Но Кенна по-прежнему стояла у стола. Стояла в ожидании, что он скажет еще что-нибудь, хотя прекрасно понимала, что он ничего больше не скажет. Когда же он взглянул на нее с усмешкой, Кенна в смущении потупилась и поспешила уйти.
«Какая же я глупая, — говорила она себе. — Что я хотела от него услышать? Вы не окажете ли мне честь? Не желаете ли прогуляться со мной по постоялому двору?» Она слишком хорошо знала, чем для служанки закончится прогулка по постоялому двору.
— Какая же я дура, — пробормотала Кенна себе под нос.
— Подождите! — раздался у нее за спиной голос Маклейна.
Но Кенна не остановилась. У нее не было времени предаваться глупым мечтам и пялиться на мужчину, который ничего не мог ей предложить — разве что покувыркаться в постели в одной из комнат наверху. Она ужасно устала, у нее было много работы. Но работы она не боялась. И все у нее было бы в порядке, если бы только эти мужчины не распускали руки…
— Эй, Кенна! — позвал ее Ангус из-за бочки с элем. — Кенна, прекрати бить гостей!
— Они не имеют права лапать меня!
— Почему же? Не строй из себя недотрогу!
— Я вдова твоего двоюродного брата! — гневно воскликнула Кенна. — Как ты можешь… предлагать мне такое?
— Я прекрасно знаю, чья ты вдова. Как ты думаешь, почему я еще ни разу не отправил тебя с кем-нибудь наверх? Вовсе не потому, что никто не делал мне таких предложений.

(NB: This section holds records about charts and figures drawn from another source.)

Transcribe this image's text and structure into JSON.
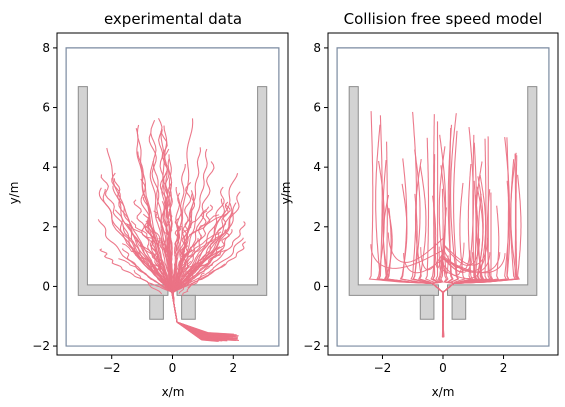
{
  "chart_data": [
    {
      "type": "line",
      "title": "experimental data",
      "xlabel": "x/m",
      "ylabel": "y/m",
      "xlim": [
        -3.8,
        3.8
      ],
      "ylim": [
        -2.3,
        8.5
      ],
      "xticks": [
        -2,
        0,
        2
      ],
      "yticks": [
        -2,
        0,
        2,
        4,
        6,
        8
      ],
      "xtick_labels": [
        "−2",
        "0",
        "2"
      ],
      "ytick_labels": [
        "−2",
        "0",
        "2",
        "4",
        "6",
        "8"
      ],
      "grid": false,
      "trajectory_color": "#eb7285",
      "trajectory_description": "Pedestrian trajectories fanning upward from a bottleneck exit at about (0, -0.3) into a room 0 to 6 m deep; exit tails bend right toward about (2.1, -1.7).",
      "geometry": {
        "outer_boundary": [
          [
            -3.5,
            -2.0
          ],
          [
            3.5,
            -2.0
          ],
          [
            3.5,
            8.0
          ],
          [
            -3.5,
            8.0
          ]
        ],
        "walls": [
          {
            "name": "left-wall",
            "polygon": [
              [
                -3.1,
                6.7
              ],
              [
                -2.8,
                6.7
              ],
              [
                -2.8,
                0.05
              ],
              [
                -0.15,
                0.05
              ],
              [
                -0.15,
                -0.3
              ],
              [
                -3.1,
                -0.3
              ]
            ]
          },
          {
            "name": "right-wall",
            "polygon": [
              [
                2.8,
                6.7
              ],
              [
                3.1,
                6.7
              ],
              [
                3.1,
                -0.3
              ],
              [
                0.15,
                -0.3
              ],
              [
                0.15,
                0.05
              ],
              [
                2.8,
                0.05
              ]
            ]
          },
          {
            "name": "left-bottleneck-post",
            "polygon": [
              [
                -0.75,
                -0.3
              ],
              [
                -0.3,
                -0.3
              ],
              [
                -0.3,
                -1.1
              ],
              [
                -0.75,
                -1.1
              ]
            ]
          },
          {
            "name": "right-bottleneck-post",
            "polygon": [
              [
                0.3,
                -0.3
              ],
              [
                0.75,
                -0.3
              ],
              [
                0.75,
                -1.1
              ],
              [
                0.3,
                -1.1
              ]
            ]
          }
        ],
        "wall_fill": "#d3d3d3",
        "wall_edge": "#8c8c8c",
        "boundary_color": "#7a8aa0"
      }
    },
    {
      "type": "line",
      "title": "Collision free speed model",
      "xlabel": "x/m",
      "ylabel": "y/m",
      "xlim": [
        -3.8,
        3.8
      ],
      "ylim": [
        -2.3,
        8.5
      ],
      "xticks": [
        -2,
        0,
        2
      ],
      "yticks": [
        -2,
        0,
        2,
        4,
        6,
        8
      ],
      "xtick_labels": [
        "−2",
        "0",
        "2"
      ],
      "ytick_labels": [
        "−2",
        "0",
        "2",
        "4",
        "6",
        "8"
      ],
      "grid": false,
      "trajectory_color": "#eb7285",
      "trajectory_description": "Simulated trajectories running nearly straight down from 2.5 to 6 m, curving toward a bottleneck exit at about (0, -0.3) with a U-shaped cluster near y = 0.3; single exit tail to about (0, -1.7).",
      "geometry": {
        "outer_boundary": [
          [
            -3.5,
            -2.0
          ],
          [
            3.5,
            -2.0
          ],
          [
            3.5,
            8.0
          ],
          [
            -3.5,
            8.0
          ]
        ],
        "walls": [
          {
            "name": "left-wall",
            "polygon": [
              [
                -3.1,
                6.7
              ],
              [
                -2.8,
                6.7
              ],
              [
                -2.8,
                0.05
              ],
              [
                -0.15,
                0.05
              ],
              [
                -0.15,
                -0.3
              ],
              [
                -3.1,
                -0.3
              ]
            ]
          },
          {
            "name": "right-wall",
            "polygon": [
              [
                2.8,
                6.7
              ],
              [
                3.1,
                6.7
              ],
              [
                3.1,
                -0.3
              ],
              [
                0.15,
                -0.3
              ],
              [
                0.15,
                0.05
              ],
              [
                2.8,
                0.05
              ]
            ]
          },
          {
            "name": "left-bottleneck-post",
            "polygon": [
              [
                -0.75,
                -0.3
              ],
              [
                -0.3,
                -0.3
              ],
              [
                -0.3,
                -1.1
              ],
              [
                -0.75,
                -1.1
              ]
            ]
          },
          {
            "name": "right-bottleneck-post",
            "polygon": [
              [
                0.3,
                -0.3
              ],
              [
                0.75,
                -0.3
              ],
              [
                0.75,
                -1.1
              ],
              [
                0.3,
                -1.1
              ]
            ]
          }
        ],
        "wall_fill": "#d3d3d3",
        "wall_edge": "#8c8c8c",
        "boundary_color": "#7a8aa0"
      }
    }
  ]
}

Слезы обиды жгли Кенне глаза.
— Ну, спасибо тебе за доброту, кузен. И тебе не стоит переживать из-за посетителей. Мое сопротивление… Для них это всего лишь бесплатное развлечение.

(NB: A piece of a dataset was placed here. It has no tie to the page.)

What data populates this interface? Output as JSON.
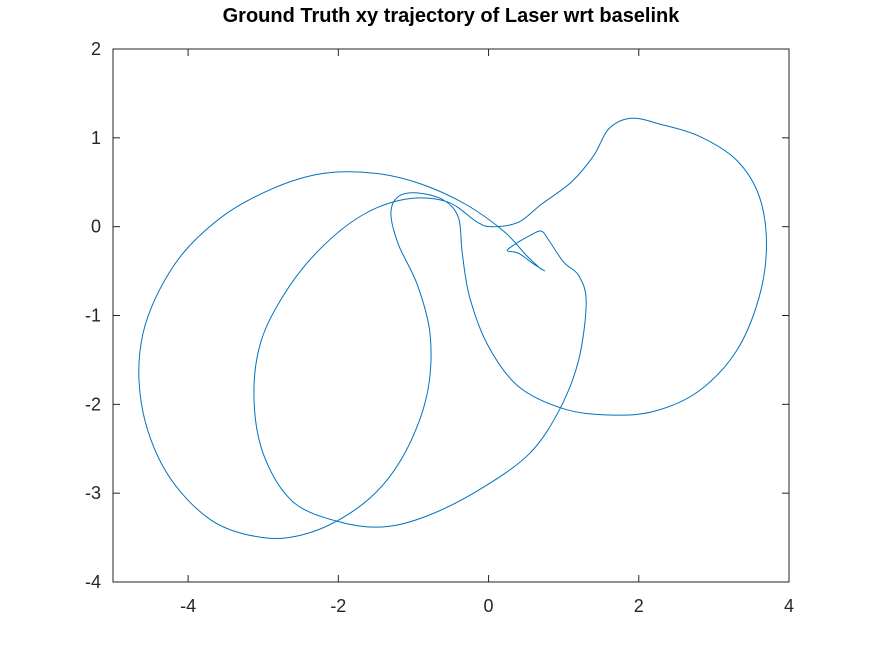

— Я все понимаю, Кенна. Видит Бог, я пытаюсь тебе помочь. Если ты прекратишь сопротивляться, Кенна, они не будут обращаться с тобой так грубо. Просто немного порезвятся и всего-то.
Ну да, всего-то. Пошлепать по заду и немного потискать — просто из озорства, из любопытства. А если какая-то рука заползет ей под юбку, то ничего страшного, верно?